Título: O embrião e o Supremo
Autor: Barreto, Vicente de Paulo
Fonte: O Globo, 19/05/2007, Opinião, p. 7

É louvável a iniciativa do Supremo Tribunal Federal de provocar uma discussão sobre o embrião antes de tomar uma decisão acerca das pesquisas com células-tronco. Esse tipo de discussão ampla e substantiva sobre o estatuto do embrião faltou quando da votação da lei da biodiversidade, uma lei que foi votada às pressas sob a pressão dos lobbies no Congresso. Tratar numa mesma lei a possibilidade do plantio de soja transgênica e do uso de células-tronco é no mínimo estranho, pois são questões de peso ético muito diferente. Havia pressa na votação sobre a soja transgênica, e aproveitou-se para introduzir na mesma lei a norma sobre o uso de células embrionárias humanas em pesquisas.

Não houve, então, a coragem para um debate mais sério sobre aspectos que não podem ficar reduzidos ao âmbito jurídico do "pode" ou "não pode" casuístico; um debate, antes de tudo, com enfoque na ética, que vá aos pressupostos antropológicos e simbólicos das ações humanas. Essas ações humanas não respondem apenas a necessidades imediatas, mas passam mensagens de longo prazo que requerem interpretação. Entretanto, para entrar neste debate devem-se abandonar posições e interesses e abordar questões de fato relevantes.

A falta de uma discussão que integre diferentes saberes é sentida no Brasil desde a introdução de novas biotecnologias e sua respectiva legislação. Isto ocorre porque não existe um órgão nacional para a bioética, que promova essa análise com a participação da sociedade. Nessas condições, a discussão fica reduzida a um círculo de especialistas identificados com os cientistas.

Não se pode reduzir um debate que envolve significados simbólicos mais profundos ao puro contexto jurídico: são temas que exigem antes uma abordagem segundo a ética, que não pode ser identificada com a simples normatização jurídica.

Por isso, o debate sobre o embrião não deve ficar circunscrito à comunidade dos cientistas, dos juristas e aos representantes de organismos da sociedade, mas necessita incluir pensadores das áreas de ciências humanas, principalmente a filosofia e a teologia, para que a perspectiva ética seja assegurada.

Em outros países, principalmente os europeus, questões relacionadas às biotecnologias são continuadamente discutidas em profundidade. Por que não se segue, por exemplo, o modelo do Comitê Nacional de Bioética da França, que conduziu, com os diferentes segmentos da sociedade, um exame pormenorizado sobre o estatuto do embrião?
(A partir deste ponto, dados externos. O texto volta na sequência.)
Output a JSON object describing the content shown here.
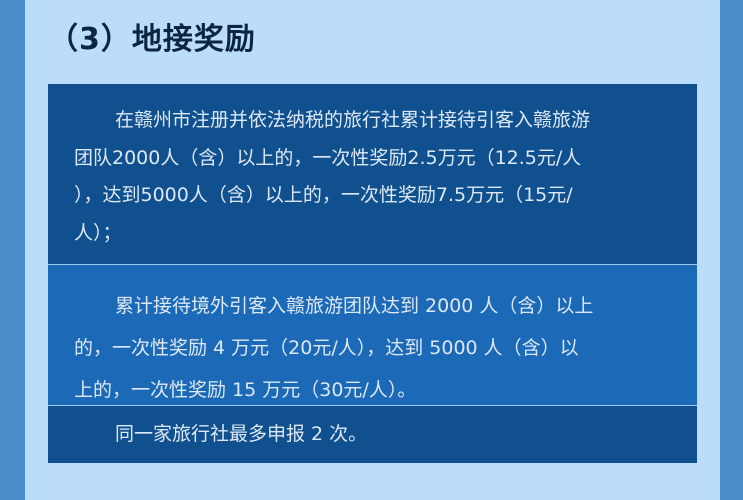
{
  "title": "（3）地接奖励",
  "sections": [
    {
      "lines": [
        "在赣州市注册并依法纳税的旅行社累计接待引客入赣旅游",
        "团队2000人（含）以上的，一次性奖励2.5万元（12.5元/人",
        "），达到5000人（含）以上的，一次性奖励7.5万元（15元/",
        "人）；"
      ]
    },
    {
      "lines": [
        "累计接待境外引客入赣旅游团队达到 2000 人（含）以上",
        "的，一次性奖励 4 万元（20元/人），达到 5000 人（含）以",
        "上的，一次性奖励 15 万元（30元/人）。"
      ]
    },
    {
      "lines": [
        "同一家旅行社最多申报 2 次。"
      ]
    }
  ],
  "colors": {
    "frame": "#4a8cc8",
    "background": "#bcdcfc",
    "dark_panel": "#11508f",
    "mid_panel": "#1b69b7",
    "text": "#dce8f5"
  }
}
A reflexão sobre a ética nos procedimentos científicos, no Brasil, tem sido substituída pelo exame sociológico, pela regulamentação jurídica e, no caso da biotecnologia, pela opinião de cientistas. E os cientistas - conforme presenciamos na audiência pública, realizada no Supremo Tribunal Federal - não têm uma opinião uniforme sobre a origem da vida e do próprio estatuto do embrião.
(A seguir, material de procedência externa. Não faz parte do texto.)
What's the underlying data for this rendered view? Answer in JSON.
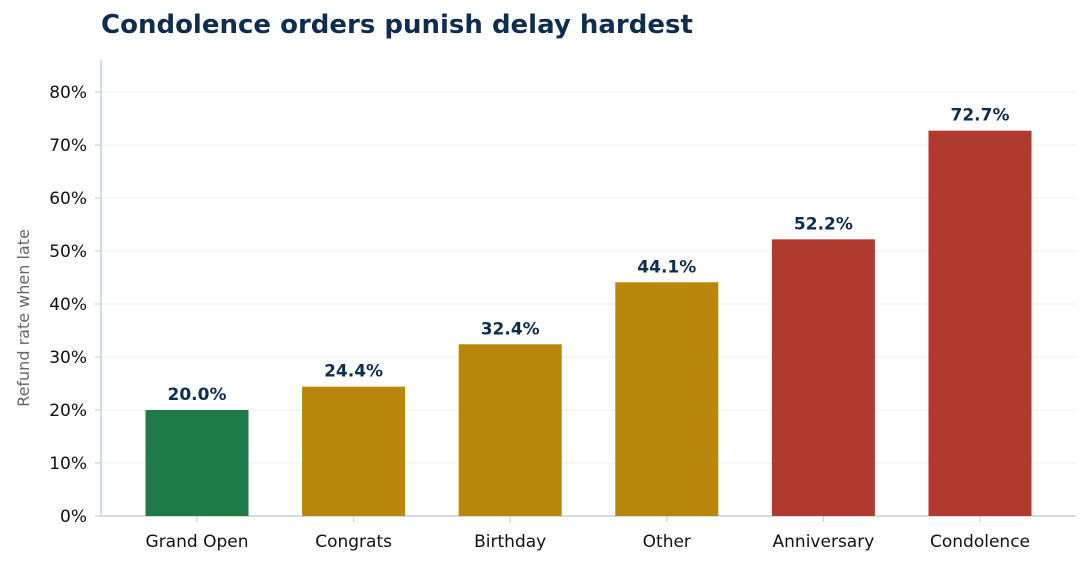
{
  "chart_data": {
    "type": "bar",
    "title": "Condolence orders punish delay hardest",
    "xlabel": "",
    "ylabel": "Refund rate when late",
    "categories": [
      "Grand Open",
      "Congrats",
      "Birthday",
      "Other",
      "Anniversary",
      "Condolence"
    ],
    "values": [
      20.0,
      24.4,
      32.4,
      44.1,
      52.2,
      72.7
    ],
    "value_labels": [
      "20.0%",
      "24.4%",
      "32.4%",
      "44.1%",
      "52.2%",
      "72.7%"
    ],
    "bar_colors": [
      "#1f7a4a",
      "#b8860b",
      "#b8860b",
      "#b8860b",
      "#b03a2e",
      "#b03a2e"
    ],
    "ylim": [
      0,
      86
    ],
    "yticks": [
      0,
      10,
      20,
      30,
      40,
      50,
      60,
      70,
      80
    ],
    "ytick_labels": [
      "0%",
      "10%",
      "20%",
      "30%",
      "40%",
      "50%",
      "60%",
      "70%",
      "80%"
    ],
    "grid": "horizontal",
    "legend": "none"
  },
  "colors": {
    "title": "#0f2d4d",
    "gridline": "#eef1f4",
    "axis": "#c5d0d8"
  }
}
Se a religião, na Idade Média, era o princípio de organização social e os seus representantes ditavam normas e definiam dogmas, na Idade Moderna, a ciência e o sistema técnico por ela criado ocupam progressivamente esse lugar de configuração social, povoando o imaginário das pessoas e estabelecendo cânones de comportamento. Os cientistas são os novos sacerdotes que oferecem a salvação e mostram o que se deve crer. Se o Iluminismo, no século XVIII, foi a crítica da onipotência social da religião, a bioética, no século XX, surgiu como um contraponto crítico da onipotência da ciência e da técnica.
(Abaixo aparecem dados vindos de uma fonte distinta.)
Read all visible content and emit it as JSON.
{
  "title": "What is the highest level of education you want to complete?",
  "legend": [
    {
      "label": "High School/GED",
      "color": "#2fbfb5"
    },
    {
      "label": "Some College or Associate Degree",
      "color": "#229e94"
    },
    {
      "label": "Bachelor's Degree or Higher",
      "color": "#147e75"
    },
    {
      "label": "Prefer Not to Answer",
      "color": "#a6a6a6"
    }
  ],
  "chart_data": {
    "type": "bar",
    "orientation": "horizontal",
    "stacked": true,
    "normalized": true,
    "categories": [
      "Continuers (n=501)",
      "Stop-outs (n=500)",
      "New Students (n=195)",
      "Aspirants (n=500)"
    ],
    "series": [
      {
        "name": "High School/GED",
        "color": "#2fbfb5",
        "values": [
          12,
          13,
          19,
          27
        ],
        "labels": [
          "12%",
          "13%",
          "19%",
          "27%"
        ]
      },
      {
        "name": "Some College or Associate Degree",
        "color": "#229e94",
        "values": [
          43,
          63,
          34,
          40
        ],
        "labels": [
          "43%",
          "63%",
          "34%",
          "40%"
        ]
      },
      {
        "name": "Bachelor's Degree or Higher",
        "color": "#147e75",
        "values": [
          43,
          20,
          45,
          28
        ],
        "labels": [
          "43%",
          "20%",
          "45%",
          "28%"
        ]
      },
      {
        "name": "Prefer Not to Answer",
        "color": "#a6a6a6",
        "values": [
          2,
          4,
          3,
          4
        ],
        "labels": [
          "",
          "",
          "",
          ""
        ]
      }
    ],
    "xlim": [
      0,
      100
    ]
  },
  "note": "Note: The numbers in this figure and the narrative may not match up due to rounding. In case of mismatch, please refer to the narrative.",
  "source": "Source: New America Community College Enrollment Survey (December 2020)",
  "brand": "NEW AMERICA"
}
Entender, entretanto, a bioética como moderadora dos efeitos, muitas vezes nefastos, do progresso científico seria esvaziá-la de sua função de crítica da ciência e da técnica. O dever fundamental da filosofia, de investigar a natureza do conhecimento e os fundamentos do bem e do mal na sociedade, encontra-se ausente nesse tipo de "bioética", oriunda da opinião de cientistas, sem familiaridade com a problemática da ética contemporânea.

É, portanto, inócuo e inconseqüente promover audiências públicas para, na melhor das hipóteses, delas obter vagas diretrizes para as políticas públicas, como as que serão consagradas nas decisões do Supremo Tribunal Federal.

VICENTE DE PAULO BARRETTO e JOSÉ ROQUE JUNGES são professores da Uerj e da Unisinos.